Mario Biondi a Padova, il live indimenticabile
Uno spezzone di video del concerto.
[16/05] Sabato 15 al Gran Teatro di Padova è andato in scena un evento di quelli che a distanza di anni e anni fanno dire con orgoglio "Io c'ero" a chi ha avuto la fortuna di assistere.
Pochi minuti dopo le 20 c'e' già il pubblico delle grandi occasioni, e qui c'e' la prima scoperta: Mario Biondi ha un successo trasversale, molti giovani ma non solo.
Sin dalle prime note del cantante si intuisce la conferma della sua piena maturità artistica. Nonostante, infatti, sia arrivato al grande pubblico attraverso un paio di canzonette orecchiabili, la platea viene toccata da raffinate atmosfere lounge e soul con contaminazioni jazz.
Sul palco scorrono una dopo l'altra le canzoni di Handful of Soul e di If. La platea ascolta ipnotizzata quella voce un po' roca così particolare dalle eccezionali frequenze basse che si appoggia a quei ritmi sincopati di piatti e charleston che rappresentano il suo tema ricorrente, il suo habitat naturale.

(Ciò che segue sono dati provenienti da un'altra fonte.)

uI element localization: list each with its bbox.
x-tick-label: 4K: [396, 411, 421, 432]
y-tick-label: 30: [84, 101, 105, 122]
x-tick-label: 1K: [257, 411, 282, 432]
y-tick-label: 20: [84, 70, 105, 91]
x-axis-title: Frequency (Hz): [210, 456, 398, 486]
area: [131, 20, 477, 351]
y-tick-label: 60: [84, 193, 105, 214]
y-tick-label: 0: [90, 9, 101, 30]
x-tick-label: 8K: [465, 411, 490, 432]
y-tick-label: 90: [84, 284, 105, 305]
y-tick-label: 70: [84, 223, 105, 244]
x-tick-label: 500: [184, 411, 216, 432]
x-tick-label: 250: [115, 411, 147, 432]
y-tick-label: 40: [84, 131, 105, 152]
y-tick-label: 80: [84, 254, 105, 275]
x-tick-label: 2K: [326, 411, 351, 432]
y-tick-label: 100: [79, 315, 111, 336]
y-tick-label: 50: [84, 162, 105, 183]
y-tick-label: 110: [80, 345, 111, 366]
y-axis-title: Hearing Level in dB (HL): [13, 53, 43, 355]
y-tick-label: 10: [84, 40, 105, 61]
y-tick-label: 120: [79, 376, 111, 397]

Alla fine, dopo quasi tre ore di musica di altissimo livello, anche grazie ad una dozzina di musicisti che compongono l'orchestra di livello assoluto, la sensazione di aver assistito ad un vero evento, ad un concerto di quelli che restano nella storia dei live, come quelli di un Sinatra, di una Fitzgerald o di un Freddie Mercury.